Tengo cita con el oncólogo, el Dr. García Mosquera, a las cuatro de la tarde. Tras revisar mi historial y someterme a un largo interrogatorio, toma una hoja de papel y me hace un croquis de lo que será el tratamiento a seguir. Y ahí vienen dos sorpresas, una cuantitativa y la otra cualitativa. La cuantitativa se refiere a la frecuencia de la terapia. Lo de una sesión cada tres semanas, como tenía entendido, se convierte en una sesión semanal durante trece semanas con Paclitaxel y Trastuzumab (el anticuerpo monoclonal) por vía endovenosa, A eso le seguirá, ahora sí, una sesión cada tres semanas, durante trece sesiones, con solo Trastuzumab por vía subcutánea. En total, un largo año de tratamiento. Pero ahí no acaba la cosa, pues a continuación deberé tomar Tamoxifeno durante cinco años, por vía oral.

La segunda sorpresa, la cualitativa, es todavía peor y hace referencia a los efectos secundarios esperables y, según el oncólogo, más que probables: pérdida del cabello, pérdida del apetito, cansancio, debilidad, alteraciones gastrointestinales y, a medida que avance el tratamiento, neuropatía periférica, consistente en hormigueo y pérdida de sensibilidad en los dedos de las extremidades. Casi nada.

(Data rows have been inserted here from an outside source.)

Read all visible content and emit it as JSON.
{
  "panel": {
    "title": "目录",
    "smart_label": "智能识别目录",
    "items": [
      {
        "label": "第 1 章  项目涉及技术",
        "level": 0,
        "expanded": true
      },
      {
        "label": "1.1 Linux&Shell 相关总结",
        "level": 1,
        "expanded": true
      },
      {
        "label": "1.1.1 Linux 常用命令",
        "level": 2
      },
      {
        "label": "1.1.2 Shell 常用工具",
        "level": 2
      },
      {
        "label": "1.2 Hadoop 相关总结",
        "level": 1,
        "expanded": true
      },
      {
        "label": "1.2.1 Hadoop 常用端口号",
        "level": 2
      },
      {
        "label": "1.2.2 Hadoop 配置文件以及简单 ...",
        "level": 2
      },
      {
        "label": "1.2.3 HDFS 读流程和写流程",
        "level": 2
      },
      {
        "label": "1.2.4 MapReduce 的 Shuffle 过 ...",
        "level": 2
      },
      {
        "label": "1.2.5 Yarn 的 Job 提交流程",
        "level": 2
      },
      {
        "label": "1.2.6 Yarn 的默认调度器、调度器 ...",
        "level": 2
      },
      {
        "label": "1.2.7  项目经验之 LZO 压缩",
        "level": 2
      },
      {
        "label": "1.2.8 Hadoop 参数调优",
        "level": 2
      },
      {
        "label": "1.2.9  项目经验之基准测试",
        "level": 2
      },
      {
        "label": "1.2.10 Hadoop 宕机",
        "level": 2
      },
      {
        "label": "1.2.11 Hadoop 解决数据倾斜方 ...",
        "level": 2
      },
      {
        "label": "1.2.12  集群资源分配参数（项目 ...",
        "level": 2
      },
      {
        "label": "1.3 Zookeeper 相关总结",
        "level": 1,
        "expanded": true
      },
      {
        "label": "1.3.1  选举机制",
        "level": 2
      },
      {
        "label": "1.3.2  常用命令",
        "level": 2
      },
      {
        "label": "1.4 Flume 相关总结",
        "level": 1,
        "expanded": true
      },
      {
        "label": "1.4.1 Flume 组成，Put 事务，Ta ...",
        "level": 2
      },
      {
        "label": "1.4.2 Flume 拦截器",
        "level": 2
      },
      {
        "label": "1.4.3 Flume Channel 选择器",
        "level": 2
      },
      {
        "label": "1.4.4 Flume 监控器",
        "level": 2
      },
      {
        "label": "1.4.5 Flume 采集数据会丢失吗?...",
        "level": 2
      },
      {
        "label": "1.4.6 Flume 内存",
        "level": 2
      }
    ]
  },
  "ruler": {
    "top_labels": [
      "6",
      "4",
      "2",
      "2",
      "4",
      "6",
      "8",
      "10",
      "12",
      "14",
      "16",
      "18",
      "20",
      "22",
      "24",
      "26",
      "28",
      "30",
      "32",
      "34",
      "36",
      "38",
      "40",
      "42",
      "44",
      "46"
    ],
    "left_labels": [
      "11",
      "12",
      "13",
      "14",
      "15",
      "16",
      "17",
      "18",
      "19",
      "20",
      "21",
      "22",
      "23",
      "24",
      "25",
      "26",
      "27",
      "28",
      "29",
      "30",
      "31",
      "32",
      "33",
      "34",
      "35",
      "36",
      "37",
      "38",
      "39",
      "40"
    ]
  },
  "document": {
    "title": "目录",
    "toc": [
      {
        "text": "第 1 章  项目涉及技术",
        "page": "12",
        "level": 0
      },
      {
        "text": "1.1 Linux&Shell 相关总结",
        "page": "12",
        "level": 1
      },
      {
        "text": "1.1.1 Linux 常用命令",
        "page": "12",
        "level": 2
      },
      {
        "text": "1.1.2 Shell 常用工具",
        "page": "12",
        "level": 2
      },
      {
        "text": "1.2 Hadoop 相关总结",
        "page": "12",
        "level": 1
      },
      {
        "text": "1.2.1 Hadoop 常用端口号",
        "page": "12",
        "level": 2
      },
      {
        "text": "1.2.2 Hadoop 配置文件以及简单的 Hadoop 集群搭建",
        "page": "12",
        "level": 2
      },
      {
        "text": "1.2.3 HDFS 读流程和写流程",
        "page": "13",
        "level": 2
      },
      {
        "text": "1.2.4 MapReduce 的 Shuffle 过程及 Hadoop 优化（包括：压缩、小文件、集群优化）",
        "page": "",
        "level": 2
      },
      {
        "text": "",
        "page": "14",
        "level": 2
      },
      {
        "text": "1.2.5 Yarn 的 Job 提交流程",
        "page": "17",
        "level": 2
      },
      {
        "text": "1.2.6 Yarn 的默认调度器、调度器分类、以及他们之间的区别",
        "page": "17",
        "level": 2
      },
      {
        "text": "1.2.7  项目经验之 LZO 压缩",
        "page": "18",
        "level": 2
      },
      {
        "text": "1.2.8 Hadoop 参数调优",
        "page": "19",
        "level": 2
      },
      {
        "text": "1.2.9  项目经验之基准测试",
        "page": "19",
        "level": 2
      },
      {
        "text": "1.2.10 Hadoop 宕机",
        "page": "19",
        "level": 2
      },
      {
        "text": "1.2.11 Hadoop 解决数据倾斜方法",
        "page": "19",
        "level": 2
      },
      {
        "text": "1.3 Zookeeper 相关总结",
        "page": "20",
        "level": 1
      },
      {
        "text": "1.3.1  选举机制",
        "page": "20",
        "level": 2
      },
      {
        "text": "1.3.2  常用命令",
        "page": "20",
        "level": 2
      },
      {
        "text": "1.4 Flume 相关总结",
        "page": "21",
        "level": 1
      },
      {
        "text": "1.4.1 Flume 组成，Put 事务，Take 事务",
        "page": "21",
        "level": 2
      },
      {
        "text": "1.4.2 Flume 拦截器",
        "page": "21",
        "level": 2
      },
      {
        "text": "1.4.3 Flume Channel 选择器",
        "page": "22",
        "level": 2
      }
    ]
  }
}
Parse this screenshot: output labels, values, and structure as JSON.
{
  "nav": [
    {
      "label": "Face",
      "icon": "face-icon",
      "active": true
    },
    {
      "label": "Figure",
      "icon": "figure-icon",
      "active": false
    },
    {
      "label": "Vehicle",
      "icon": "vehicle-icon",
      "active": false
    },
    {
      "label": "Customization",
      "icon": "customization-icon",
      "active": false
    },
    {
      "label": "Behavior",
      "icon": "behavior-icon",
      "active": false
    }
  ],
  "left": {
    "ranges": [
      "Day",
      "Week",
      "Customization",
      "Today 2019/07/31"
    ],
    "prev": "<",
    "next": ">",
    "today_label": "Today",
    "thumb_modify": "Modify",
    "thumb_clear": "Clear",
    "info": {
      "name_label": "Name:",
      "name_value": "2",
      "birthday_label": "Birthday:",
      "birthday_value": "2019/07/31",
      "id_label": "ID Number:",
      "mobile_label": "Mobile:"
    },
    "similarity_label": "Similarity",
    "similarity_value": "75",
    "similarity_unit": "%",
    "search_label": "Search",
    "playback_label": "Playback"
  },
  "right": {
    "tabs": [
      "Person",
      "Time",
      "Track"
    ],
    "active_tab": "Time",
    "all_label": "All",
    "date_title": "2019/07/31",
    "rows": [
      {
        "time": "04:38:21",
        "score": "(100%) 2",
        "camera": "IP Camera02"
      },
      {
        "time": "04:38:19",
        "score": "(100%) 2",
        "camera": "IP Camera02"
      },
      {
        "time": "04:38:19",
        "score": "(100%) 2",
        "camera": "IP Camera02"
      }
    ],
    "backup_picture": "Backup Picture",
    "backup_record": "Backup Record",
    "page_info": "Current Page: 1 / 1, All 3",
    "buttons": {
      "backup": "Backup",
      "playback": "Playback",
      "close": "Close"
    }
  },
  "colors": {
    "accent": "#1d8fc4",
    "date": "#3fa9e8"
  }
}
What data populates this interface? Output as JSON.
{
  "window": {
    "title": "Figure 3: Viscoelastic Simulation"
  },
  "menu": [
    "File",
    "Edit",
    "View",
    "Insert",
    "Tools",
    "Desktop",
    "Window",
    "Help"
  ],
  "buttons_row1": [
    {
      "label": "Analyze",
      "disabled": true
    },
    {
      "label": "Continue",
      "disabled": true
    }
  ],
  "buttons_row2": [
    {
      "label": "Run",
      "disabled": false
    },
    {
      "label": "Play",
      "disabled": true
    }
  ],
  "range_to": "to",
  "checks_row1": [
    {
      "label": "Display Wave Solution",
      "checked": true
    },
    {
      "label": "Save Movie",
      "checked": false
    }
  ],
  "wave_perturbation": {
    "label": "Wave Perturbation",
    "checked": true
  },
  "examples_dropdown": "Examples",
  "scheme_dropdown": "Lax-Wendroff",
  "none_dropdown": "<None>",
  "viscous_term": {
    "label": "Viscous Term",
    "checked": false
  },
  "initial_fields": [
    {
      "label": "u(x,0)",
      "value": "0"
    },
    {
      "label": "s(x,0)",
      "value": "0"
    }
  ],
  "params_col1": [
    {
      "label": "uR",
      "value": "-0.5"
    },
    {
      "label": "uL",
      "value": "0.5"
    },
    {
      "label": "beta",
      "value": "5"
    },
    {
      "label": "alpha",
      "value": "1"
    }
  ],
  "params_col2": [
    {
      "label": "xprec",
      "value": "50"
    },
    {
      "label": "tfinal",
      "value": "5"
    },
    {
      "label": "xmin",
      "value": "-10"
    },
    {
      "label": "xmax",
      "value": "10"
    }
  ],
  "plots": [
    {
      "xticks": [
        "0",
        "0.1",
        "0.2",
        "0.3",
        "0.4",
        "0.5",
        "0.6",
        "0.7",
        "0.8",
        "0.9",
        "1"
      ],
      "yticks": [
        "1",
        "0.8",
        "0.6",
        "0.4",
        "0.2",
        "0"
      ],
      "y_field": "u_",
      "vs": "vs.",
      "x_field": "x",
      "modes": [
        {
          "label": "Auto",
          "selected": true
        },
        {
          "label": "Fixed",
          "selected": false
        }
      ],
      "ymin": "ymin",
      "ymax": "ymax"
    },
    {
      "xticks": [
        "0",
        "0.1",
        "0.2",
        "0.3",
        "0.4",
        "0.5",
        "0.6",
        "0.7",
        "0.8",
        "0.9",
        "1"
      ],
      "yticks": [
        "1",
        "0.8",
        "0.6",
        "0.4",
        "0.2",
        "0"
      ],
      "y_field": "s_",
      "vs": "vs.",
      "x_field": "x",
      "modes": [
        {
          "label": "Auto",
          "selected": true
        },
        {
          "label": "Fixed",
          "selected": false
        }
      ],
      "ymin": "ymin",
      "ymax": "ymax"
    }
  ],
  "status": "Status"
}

No sé si todo ello lo dice para que luego no le recrimine por no habérmelo advertido o para que me vaya mentalizando.

A pesar de los pesares, insiste en que he tenido mucha suerte de que el tumor estuviera tan localizado y que haya quedado “limpio”, y que todo lo que van hacer conmigo es solo para prevenir cualquier recidiva en un futuro próximo ya que este tipo de tumor es muy agresivo. En otras palabras, para que cualquier célula tumoral que haya podido quedar perdida por ahí no se reproduzca y que las sanas no caigan en la tentación de ir por el mal camino.

Como el inicio de la quimioterapia no debe ser necesariamente inmediato, el especialista prefiere tomarse un tiempo para someterme a algunas pruebas adicionales de seguridad: ecocardiograma —para comprobar el estado de mi corazón, pues el tratamiento tiene una cierta cardiotoxicidad—, una nueva analítica basal —pues el nivel de glóbulos blancos se verá reducido y habrá que controlarlo— y una PET (tomografía por emisión de positrones) para descartar —eso no me lo dice, pero lo intuyo— la existencia de metástasis.

Al término de la visita, me da cita para el 24 de febrero, momento en que se fijará el calendario para poner en marcha el tratamiento. Ahora solo cabe cruzar los dedos para que este sea lo más efectivo y lo menos molesto posible.

En esta vida, hasta lo malo puede tener una parte positiva. Lo mejor de todo este proceso ha sido y es el interés, apoyo y cariño recibido de los familiares, amigos y conocidos que han tenido conocimiento de las tribulaciones de este paciente. A todos ellos mi más sincero agradecimiento.

Aquí termina este diario íntimo que dejo, como si de un relato de ficción se tratara, con un final abierto, pero que espero cerrar algún día.